そのようなお子さんですので、砂を食べてしまったり、遠くを見ていたり。その都度担任は、声をかけ続けました。それでも返ってくるのは、笑顔だけです。それほどの自閉症の子です。

先に書いたとおり、途中で相馬を離れてしまったので、その後の生活は、風の便りでしかわからず、この時期になると「どうしているのだろう…」と気がかりになる記憶に残る子の1人です。

その彼が今日、遠く中通りから幼稚園に挨拶にきました!今日は、福島県内の高校入試の日で学校がお休みとのこと。支援学校もお休みになったので、何をしようかと考えていたところ、彼が中村幼稚園に行きたい!と意思表示をしたとのことです。

このポイントは「意思表示」です。一緒にこられたおばあさんの話によると、彼はやはり今でも言葉を発せないそうです。しかし、文字を書くことが出来るようになり、自分の要求を時折筆談で伝え、また今では趣味で毛筆をしているとのこと。

面影は変わらずあの笑顔なのですが、びっくりしたのはその身体の大きさ!ゆうにタカシ先生を越え、おばあさんにおんぶをしてみせるのですが、おばあさんが潰れてしまうのではないかと思うくらいに大きくなっていました。「こうしておばあちゃんのことが大好きでいてくれるんですよ」とおばあさまも目を細めて話してくださいます。学校では優秀で先生に褒められることも多く、そんな話をされているのを聞いている彼は、その大きな体をジャンプさせて喜び、懐かしそうに正門から幼稚園を眺めるのです。

そうそう、あなたの定位置は、すみれ 組前のサッカーゴールの後ろ。そこに両足を投げ出して座り、砂遊びをしていたっけね。

帰りには、やはり言葉は出ず不器用に頭を何度も下げて帰っていきます。幼稚園の時とは違ってすっかり大きくなった彼の背中に「〇〇バイバイ、ありがとねぇ〜」と手を振ると、こちらを振り返り、あの笑顔を見せておばあちゃんに肩を組んで車に乗り込みました。

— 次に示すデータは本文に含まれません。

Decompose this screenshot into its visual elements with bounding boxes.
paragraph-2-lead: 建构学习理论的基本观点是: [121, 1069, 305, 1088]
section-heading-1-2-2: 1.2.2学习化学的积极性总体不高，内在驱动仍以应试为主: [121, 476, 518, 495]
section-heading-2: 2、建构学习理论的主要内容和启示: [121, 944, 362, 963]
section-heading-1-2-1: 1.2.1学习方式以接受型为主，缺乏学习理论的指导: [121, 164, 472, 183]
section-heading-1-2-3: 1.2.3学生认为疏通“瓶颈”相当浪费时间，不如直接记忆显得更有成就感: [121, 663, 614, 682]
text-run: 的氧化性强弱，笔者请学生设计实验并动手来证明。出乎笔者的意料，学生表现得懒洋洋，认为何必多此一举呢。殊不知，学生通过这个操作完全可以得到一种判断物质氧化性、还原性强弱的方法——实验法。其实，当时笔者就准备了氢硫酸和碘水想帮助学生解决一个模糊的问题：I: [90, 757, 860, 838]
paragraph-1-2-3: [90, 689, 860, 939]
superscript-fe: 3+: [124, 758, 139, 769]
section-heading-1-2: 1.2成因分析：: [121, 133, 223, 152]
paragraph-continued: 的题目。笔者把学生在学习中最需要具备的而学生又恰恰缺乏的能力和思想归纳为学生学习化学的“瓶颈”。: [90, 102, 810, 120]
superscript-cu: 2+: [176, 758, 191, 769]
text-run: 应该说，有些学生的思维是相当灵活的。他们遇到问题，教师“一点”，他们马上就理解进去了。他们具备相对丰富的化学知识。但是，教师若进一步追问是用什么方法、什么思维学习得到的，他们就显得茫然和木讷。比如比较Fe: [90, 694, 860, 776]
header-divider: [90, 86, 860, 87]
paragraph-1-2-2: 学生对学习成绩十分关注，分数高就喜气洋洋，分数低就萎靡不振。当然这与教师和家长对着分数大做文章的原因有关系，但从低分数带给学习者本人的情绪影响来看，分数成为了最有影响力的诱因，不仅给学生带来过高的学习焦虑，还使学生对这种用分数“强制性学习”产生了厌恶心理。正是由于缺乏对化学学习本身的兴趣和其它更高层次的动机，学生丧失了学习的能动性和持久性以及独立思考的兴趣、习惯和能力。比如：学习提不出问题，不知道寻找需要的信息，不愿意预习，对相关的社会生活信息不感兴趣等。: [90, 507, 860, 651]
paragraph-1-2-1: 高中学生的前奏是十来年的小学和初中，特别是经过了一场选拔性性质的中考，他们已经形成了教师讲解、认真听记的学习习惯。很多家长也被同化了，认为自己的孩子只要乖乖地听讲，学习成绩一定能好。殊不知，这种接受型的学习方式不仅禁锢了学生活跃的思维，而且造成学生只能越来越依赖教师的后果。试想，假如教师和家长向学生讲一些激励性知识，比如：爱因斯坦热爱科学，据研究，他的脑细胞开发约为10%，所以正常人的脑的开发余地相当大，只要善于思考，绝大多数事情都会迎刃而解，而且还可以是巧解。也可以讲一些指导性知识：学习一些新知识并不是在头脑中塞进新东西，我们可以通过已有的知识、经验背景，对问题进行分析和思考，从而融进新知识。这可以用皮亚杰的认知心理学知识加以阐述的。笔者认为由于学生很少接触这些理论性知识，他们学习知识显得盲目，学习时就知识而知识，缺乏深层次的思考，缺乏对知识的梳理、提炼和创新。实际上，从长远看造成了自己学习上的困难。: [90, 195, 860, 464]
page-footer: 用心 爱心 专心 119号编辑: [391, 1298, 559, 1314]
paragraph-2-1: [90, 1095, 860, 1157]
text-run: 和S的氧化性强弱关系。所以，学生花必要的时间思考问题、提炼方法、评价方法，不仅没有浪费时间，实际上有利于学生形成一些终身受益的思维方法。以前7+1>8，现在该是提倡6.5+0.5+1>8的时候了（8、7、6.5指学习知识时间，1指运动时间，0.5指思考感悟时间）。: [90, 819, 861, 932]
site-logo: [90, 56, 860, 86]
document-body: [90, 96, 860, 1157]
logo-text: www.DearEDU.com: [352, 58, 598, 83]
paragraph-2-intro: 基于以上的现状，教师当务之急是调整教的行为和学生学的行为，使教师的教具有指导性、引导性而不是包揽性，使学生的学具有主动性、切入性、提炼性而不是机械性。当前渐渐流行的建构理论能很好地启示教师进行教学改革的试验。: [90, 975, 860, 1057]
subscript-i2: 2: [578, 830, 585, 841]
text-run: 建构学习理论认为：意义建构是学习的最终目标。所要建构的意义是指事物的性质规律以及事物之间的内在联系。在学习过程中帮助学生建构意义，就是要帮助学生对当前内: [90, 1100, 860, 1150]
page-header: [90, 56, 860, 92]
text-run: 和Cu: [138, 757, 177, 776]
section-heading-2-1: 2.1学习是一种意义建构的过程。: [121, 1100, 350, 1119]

あの時のタカシ先生は、あなたが何を思い、何を考え、何を感じているのか、本当にわからなかったんだ。もしかしたら、タカシ先生の事はもちろん、担任の先生も、中村幼稚園の事でさえも全然わかってないと思っていたんだ。でも、こうして月日が経って、君の心の中に、そしてあの笑顔の中に「中村幼稚園」が残っていたことを今日初めて知って嬉しく思うよ。中村幼稚園に入園してくれて、ありがとう。